Yes, love of sin can dim the call, but it will never discourage the Caller, who is the one who created you in His own image and likeness and has placed within you a hunger for the infinite. You have built into your very makeup the stamp of the infinite God and a hunger to realize Him as the one calling you to infinite happiness!
St. Augustine tells us so much about His calling when he says, "On entering into myself I saw, as it were with the eye of the soul, what was beyond the eye of the soul, beyond my spirit: your immutable light ... . This light was above me because it had made me; I was below it because I was created by it. He who has come to know the truth knows this light."
He goes on to say, "But I did not find it until I embraced the mediator between God and men, the man Christ Jesus, who is above all, God blessed forever. He was calling me and saying: I am the way of truth, I am the life."

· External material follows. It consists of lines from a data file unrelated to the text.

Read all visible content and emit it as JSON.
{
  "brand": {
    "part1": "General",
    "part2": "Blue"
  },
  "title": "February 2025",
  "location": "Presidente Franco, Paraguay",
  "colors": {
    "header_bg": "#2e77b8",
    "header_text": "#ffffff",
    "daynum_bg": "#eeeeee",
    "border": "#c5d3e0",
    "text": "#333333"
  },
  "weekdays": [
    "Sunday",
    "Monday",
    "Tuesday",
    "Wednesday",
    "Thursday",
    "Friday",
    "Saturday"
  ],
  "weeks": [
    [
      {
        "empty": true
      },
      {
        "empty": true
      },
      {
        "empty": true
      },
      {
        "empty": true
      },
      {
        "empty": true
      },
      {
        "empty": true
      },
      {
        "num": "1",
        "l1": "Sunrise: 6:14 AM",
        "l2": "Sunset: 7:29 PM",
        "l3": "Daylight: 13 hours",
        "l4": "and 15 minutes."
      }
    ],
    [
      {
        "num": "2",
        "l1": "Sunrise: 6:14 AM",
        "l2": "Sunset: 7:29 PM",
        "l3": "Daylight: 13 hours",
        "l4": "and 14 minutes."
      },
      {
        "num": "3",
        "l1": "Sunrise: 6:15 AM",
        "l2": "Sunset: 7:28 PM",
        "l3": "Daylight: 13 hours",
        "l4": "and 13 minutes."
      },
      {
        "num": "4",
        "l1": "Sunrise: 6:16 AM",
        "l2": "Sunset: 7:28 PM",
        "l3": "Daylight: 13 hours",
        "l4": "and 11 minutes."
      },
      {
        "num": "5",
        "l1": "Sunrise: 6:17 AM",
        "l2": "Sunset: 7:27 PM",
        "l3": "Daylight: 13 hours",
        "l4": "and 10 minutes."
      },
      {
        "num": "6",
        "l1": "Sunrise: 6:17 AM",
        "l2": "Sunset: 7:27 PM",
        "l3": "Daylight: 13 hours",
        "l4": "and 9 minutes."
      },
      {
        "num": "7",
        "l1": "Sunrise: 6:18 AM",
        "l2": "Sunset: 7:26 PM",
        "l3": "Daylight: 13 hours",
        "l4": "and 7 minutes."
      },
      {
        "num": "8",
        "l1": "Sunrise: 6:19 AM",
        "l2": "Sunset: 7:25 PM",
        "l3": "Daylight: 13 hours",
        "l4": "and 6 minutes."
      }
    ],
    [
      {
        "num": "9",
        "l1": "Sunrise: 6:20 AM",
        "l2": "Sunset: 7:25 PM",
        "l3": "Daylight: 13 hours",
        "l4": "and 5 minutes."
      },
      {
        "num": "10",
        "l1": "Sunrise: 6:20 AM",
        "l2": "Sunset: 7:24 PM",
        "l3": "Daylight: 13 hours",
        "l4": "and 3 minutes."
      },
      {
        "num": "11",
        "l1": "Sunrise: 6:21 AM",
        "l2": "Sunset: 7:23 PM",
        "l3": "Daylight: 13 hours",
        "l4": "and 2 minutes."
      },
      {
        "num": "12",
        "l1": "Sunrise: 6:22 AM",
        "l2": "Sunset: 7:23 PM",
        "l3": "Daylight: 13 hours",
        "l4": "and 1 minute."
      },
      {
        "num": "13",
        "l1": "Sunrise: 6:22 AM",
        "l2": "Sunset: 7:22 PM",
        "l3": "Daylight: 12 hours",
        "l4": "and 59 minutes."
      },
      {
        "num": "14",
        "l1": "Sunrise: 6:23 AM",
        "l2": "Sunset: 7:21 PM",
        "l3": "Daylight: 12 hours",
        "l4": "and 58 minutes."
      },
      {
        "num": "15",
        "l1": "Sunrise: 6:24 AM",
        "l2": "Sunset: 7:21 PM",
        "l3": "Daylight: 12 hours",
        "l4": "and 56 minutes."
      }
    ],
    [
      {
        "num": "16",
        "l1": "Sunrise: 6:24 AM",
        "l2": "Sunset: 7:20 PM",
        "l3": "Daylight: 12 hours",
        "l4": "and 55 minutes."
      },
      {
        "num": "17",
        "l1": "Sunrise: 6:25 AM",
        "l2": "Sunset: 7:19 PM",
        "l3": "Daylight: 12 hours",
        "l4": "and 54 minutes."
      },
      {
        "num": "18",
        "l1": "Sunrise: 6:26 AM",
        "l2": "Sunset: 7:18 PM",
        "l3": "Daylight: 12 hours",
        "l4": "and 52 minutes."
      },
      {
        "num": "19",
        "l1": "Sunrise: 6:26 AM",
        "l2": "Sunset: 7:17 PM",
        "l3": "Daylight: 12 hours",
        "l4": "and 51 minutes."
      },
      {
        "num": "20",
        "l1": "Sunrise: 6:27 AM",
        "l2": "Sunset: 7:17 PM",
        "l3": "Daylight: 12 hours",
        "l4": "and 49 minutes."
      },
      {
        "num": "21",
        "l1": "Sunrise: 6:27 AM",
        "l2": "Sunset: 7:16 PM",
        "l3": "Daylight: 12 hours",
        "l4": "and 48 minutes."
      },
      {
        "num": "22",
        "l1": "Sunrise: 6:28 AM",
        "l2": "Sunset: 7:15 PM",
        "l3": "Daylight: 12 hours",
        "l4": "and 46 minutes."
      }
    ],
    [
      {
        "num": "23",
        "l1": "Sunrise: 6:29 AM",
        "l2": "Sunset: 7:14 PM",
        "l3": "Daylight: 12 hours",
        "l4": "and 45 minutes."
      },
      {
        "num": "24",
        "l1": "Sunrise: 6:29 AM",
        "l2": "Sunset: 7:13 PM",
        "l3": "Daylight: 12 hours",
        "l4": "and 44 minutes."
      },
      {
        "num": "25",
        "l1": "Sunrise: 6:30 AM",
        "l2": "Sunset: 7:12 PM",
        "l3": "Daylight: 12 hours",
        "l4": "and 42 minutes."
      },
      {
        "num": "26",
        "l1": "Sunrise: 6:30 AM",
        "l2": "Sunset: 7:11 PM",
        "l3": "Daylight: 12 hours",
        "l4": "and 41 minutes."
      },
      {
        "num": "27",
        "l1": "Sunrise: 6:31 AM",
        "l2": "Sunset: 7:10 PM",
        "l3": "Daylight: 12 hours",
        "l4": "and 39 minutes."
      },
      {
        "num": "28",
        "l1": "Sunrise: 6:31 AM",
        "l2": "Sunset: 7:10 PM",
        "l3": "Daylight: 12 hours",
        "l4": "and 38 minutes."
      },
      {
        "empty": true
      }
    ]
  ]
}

Later Augustine says, "Late have I loved You. O Beauty ever ancient, ever new, late have I loved You! ... You were with me, but I was not with You. ... You called, You shouted and You broke through my deafness. You flashed, You shone and You dispelled my blindness. You breathed your fragrance on me; I drew in breath, and now I pant for You. I have tasted You, now I hunger and thirst for more. You touched me, and I burned for your peace."
No matter how holy you may think you are, or how sinful you think you are, you haven't seen anything yet! He is calling you and me to a much deeper intimacy than we have ever experienced in our life and He wants us to experience this intimacy in this life and in the life to come!
Your greatest calling is not to be a neurosurgeon, a postal worker, a father or a mother, a religious or a priest. His greatest calling is to a life of intimacy with Himself both today and forever!
Don't let your sins distract you or delay your response. His desire for intimacy with you is infinitely bigger than your sins!
Listen to His quiet, intimate voice. He is calling you from morning till night. He is even calling you in your sleep! Say over and over again with Samuel, "Speak, Lord, for your servant is listening."